Faculty Friday: Michael Shepard

Get to know Michael Shepard, adjunct lecturer in Goucher's M.A. in Cultural Sustainability.

Michael ShepardOur "Faculty Friday" series highlights one faculty member from the Welch Center every Friday. We ask these faculty members about their career, their work, and what they love about Goucher.

This week's faculty member: 
Michael Alvarez Shepard
Adjunct Lecturer, M.A. in Cultural Sustainability

Where are you from?

Bellingham, WA

What's your current job title and workplace?

Since 2012 I have been working at Goucher, first as an instructional designer and then also as a professor of practice. I have taught for the cultural sustainability and environmental studies M.A. programs. Additionally, I was elected as a commissioner for the Port of Bellingham in 2017. In this role, I set policy and direction for a local level of municipal government that works on economic development and manages harbors, marinas, a shipping terminal, and an international airport.

Tell us about your first job in the cultural sustainability field.

My first job out of undergrad was setting up a digital video production program for a tribal college in Washington state, called Northwest Indian College. I trained students to document history, language, and important cultural events in the Lummi Nation. This initial work got me interested in Native language preservation, tribal natural resource management, and sovereignty and treaty rights.

As a practitioner in the field, what do you love about teaching?

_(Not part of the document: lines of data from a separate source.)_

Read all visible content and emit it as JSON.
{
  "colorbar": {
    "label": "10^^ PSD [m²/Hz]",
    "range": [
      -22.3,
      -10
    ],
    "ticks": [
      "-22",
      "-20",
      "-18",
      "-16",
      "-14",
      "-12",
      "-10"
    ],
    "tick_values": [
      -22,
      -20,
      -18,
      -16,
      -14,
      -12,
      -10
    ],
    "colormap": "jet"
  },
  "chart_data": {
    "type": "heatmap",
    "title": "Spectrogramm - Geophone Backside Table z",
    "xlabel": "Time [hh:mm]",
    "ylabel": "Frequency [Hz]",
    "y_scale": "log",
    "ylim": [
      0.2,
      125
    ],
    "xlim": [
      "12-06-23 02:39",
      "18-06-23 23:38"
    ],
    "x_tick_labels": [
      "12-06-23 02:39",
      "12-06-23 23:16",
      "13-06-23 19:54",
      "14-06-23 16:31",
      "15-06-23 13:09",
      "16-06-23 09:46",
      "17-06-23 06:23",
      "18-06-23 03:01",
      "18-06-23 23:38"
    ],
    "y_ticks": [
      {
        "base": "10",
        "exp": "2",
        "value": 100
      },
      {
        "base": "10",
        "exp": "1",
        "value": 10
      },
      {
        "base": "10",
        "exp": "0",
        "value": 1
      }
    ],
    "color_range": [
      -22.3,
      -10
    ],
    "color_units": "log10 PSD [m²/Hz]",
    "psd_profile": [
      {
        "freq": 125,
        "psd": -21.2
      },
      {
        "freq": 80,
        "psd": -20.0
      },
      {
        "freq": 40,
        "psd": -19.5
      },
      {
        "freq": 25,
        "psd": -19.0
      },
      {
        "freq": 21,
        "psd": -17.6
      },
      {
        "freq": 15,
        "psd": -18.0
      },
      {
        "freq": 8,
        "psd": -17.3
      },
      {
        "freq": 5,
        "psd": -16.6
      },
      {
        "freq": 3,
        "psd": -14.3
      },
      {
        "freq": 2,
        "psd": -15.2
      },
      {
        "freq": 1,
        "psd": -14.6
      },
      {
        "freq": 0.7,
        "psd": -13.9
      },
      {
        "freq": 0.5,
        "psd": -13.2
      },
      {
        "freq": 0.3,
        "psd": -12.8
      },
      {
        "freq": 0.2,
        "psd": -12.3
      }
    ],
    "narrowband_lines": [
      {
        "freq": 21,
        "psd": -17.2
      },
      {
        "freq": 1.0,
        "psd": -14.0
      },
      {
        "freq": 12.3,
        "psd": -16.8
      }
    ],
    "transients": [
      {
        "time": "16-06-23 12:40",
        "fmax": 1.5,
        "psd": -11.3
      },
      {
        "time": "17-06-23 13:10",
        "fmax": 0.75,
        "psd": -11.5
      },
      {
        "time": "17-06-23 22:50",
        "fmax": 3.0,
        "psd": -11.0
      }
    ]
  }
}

I enjoy teaching because I am always learning new things from student research in my courses. One of the nice things about the M.A.C.S. Program is that many students come in with amazing life/employment experience to develop and build upon.

What excites you most about the field of cultural sustainability?

The most exciting aspect of cultural sustainability is the great global need for trained cultural professionals. My courses engage with significant global challenges around topics like language endangerment, cultural collapse, and environmental degradation. These can be heavy topics, but in any challenge lies an opportunity.

Tell us about a favorite hobby or passion of yours.

My family and I love traveling. I've been to every continent, except Antarctica. Before we had kids, my wife and I lived in Tanzania for a year. I am also a big fan of lovely old analog things, like vinyl records and pinball machines.

What's your favorite thing about Goucher's cultural sustainability program?

We have a great mix of faculty and courses that you can find nowhere else. I love that our courses attract a diverse and motivated group of students to collaborate in intimate small courses.